Entonces Jamilia cogió su mochila y sacó un libro. Ante los ojos estupefactos del escritor de culto, ella le mostró uno de los libros del otro escritor. Estaba en Playa Ballena, como le dijo por el correo electrónico, pero en la forma de un libro suyo. Un libro de cuentos y en uno de los relatos el escritor célebre mencionaba la Playa Ballena. Era el cuento de un hombre viejo que corrompido por la fama, agobiado por la soberbia y la frivolidad había encontrado paz en esa playa solitaria. El cuento llevaba como epígrafe un pensamiento de budismo Zen: En el silencio, la soledad se desvanece. Era por ese motivo que Jamilia y Niké habían elegido visitar esa playa.

Ella había leído todos los libros del famoso novelista chileno, incluso sus interminables y aburridas novelas; recordaba los nombres de los personajes, pasajes enteros de cada texto; algunos cuentos se los sabía casi de memoria. Es un escritor muy humano, y ustedes los chilenos deben sentirse orgullosos de ser su compatriota, dijo Jamilia.

Al escritor se le aclararon los extraños misterios que envuelven la creación literaria y su relación con la vida.

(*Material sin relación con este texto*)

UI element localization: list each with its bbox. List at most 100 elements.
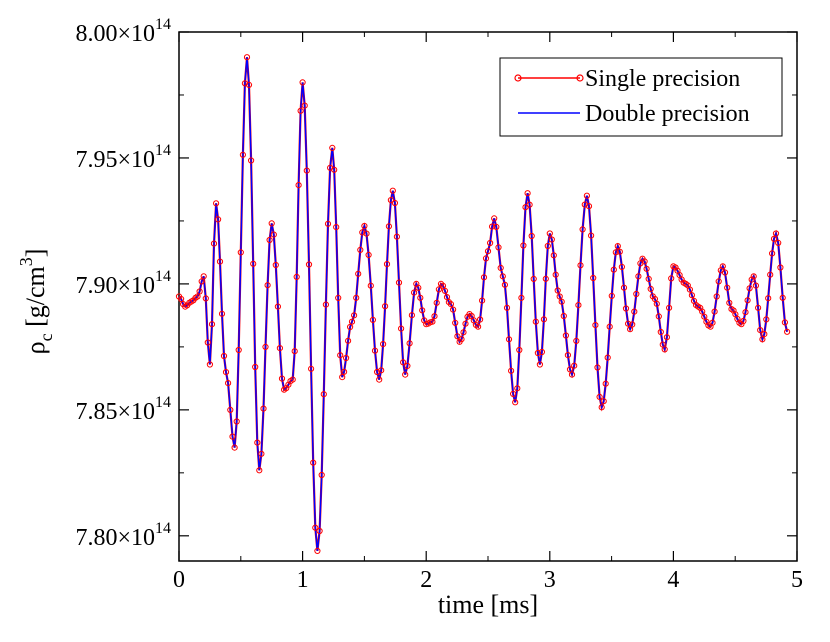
single-precision-point — [462, 320, 469, 327]
single-precision-point — [299, 79, 306, 86]
single-precision-point — [657, 328, 664, 336]
single-precision-point — [339, 374, 346, 381]
single-precision-point — [337, 352, 344, 359]
y-tick-label: 7.90×1014 — [75, 268, 171, 299]
single-precision-point — [772, 230, 780, 237]
single-precision-point — [767, 271, 774, 278]
single-precision-point — [614, 243, 621, 250]
single-precision-point — [738, 321, 745, 328]
single-precision-point — [528, 232, 535, 240]
single-precision-point — [641, 258, 648, 265]
single-precision-point — [357, 246, 364, 253]
single-precision-point — [387, 197, 394, 204]
single-precision-point — [701, 313, 708, 320]
single-precision-point — [293, 273, 300, 280]
single-precision-point — [631, 308, 638, 315]
single-precision-point — [550, 252, 557, 259]
single-precision-point — [291, 348, 298, 355]
single-precision-point — [305, 261, 313, 268]
single-precision-point — [536, 361, 544, 368]
series-layer — [175, 54, 791, 555]
single-precision-point — [258, 450, 265, 457]
single-precision-point — [554, 287, 561, 294]
single-precision-point — [295, 182, 302, 189]
single-precision-point — [538, 348, 546, 356]
single-precision-point — [530, 275, 537, 282]
single-precision-point — [744, 297, 751, 304]
single-precision-point — [598, 404, 605, 411]
single-precision-point — [278, 375, 286, 382]
single-precision-point — [276, 345, 283, 352]
single-precision-point — [445, 299, 452, 306]
single-precision-point — [546, 230, 553, 237]
single-precision-point — [475, 323, 482, 330]
single-precision-point — [633, 290, 640, 298]
single-precision-point — [558, 298, 565, 305]
single-precision-point — [235, 346, 242, 354]
single-precision-point — [583, 192, 591, 199]
single-precision-point — [308, 365, 315, 372]
legend-box — [499, 57, 783, 137]
single-precision-point — [746, 285, 753, 292]
single-precision-point — [310, 459, 317, 466]
single-precision-point — [579, 226, 586, 233]
single-precision-point — [592, 322, 599, 329]
single-precision-point — [347, 323, 354, 331]
single-precision-point — [429, 318, 436, 325]
single-precision-point — [227, 406, 234, 413]
y-tick-label: 7.85×1014 — [75, 394, 171, 425]
single-precision-point — [450, 306, 457, 313]
single-precision-point — [393, 233, 400, 240]
single-precision-point — [237, 249, 244, 256]
single-precision-point — [501, 281, 508, 288]
single-precision-point — [272, 261, 279, 269]
single-precision-point — [573, 337, 580, 344]
single-precision-point — [218, 310, 226, 317]
single-precision-point — [719, 263, 726, 270]
single-precision-point — [604, 354, 611, 361]
single-precision-point — [243, 54, 251, 61]
single-precision-point — [532, 318, 539, 325]
single-precision-point — [371, 347, 379, 354]
single-precision-point — [225, 380, 232, 387]
single-precision-point — [713, 293, 720, 300]
single-precision-point — [524, 190, 531, 197]
y-axis-ticks: 7.80×1014 7.85×1014 7.90×1014 7.95×1014 8.00… — [75, 16, 797, 551]
single-precision-point — [316, 527, 323, 535]
single-precision-point — [629, 321, 636, 328]
single-precision-point — [389, 187, 396, 194]
single-precision-point — [594, 364, 601, 371]
single-precision-point — [770, 235, 778, 242]
single-precision-point — [415, 284, 422, 291]
x-tick-label: 2 — [420, 567, 432, 593]
single-precision-point — [301, 102, 308, 109]
single-precision-point — [231, 444, 238, 451]
single-precision-point — [411, 289, 418, 296]
x-tick-label: 4 — [667, 567, 679, 593]
single-precision-point — [562, 332, 570, 339]
legend: Single precision Double precision — [499, 57, 783, 137]
single-precision-point — [345, 337, 352, 344]
single-precision-point — [204, 339, 211, 346]
y-axis-label-subscript: c — [36, 333, 56, 341]
x-tick-label: 0 — [173, 567, 185, 593]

El escritor consagrado era conocido por dedicarse a injuriar a la gente, y a no dejar pájaro con cabeza. Pero era un gran escritor. La literatura no hacía mejores seres humanos a las personas, sobre todo a aquellos dotados de genialidad. Al contrario, los hacía más egoístas, más arrogantes. Pero su obra los salvaba y la inmortalidad les estaba destinada.

Y luego transcurrieron quince días de una vida paradisíaca. Por primera vez en su vida ese escritor desdeñado por la crítica y por sus amigos fue feliz. Se bañó dichoso en el mar. Con Nicholas, pescó cangrejos. Los tres, con Jamilia, jugaron cartas, cantaron canciones de Nat King Cole a la luz de una fogata. En Playa Ballena, en Tumbes, al norte del Perú, disfrutó del más hermoso atardecer de su existencia.

Hasta que llegó el momento de la despedida. El hombre que siempre vivió escribiendo historias casi en secreto, antes de subir al pequeño ómnibus sintió el llamado de la playa.

Dejó su maletín y fue a despedirse de la bellísima ensenada que no olvidaría jamás. Al llegar a la orilla se quitó los zapatos y las medias. Empezó a caminar descalzo sobre la arena húmeda; el agua de mar acariciaba sus tobillos y hacía desaparecer sus huellas. Atardecía. Un grupo de jóvenes se zambullían bajo las olas. Pero el viejo escritor chileno tenía la vista fija en un recodo de la playa. Le habían informado en el albergue que a ese lugar venían desde tiempos inmemoriales a morir las grandes ballenas. Y allí estaba a la vista el enorme cuerpo de un gigantesco cetáceo en descomposición, pero los rayos del sol que caían sobre el cadáver no producían un espectáculo desagradable a la vista. Todo lo contrario.

Lo que parecía verse era un inmenso esqueleto tallado en oro que fue haciéndose negro a medida que llegó la noche.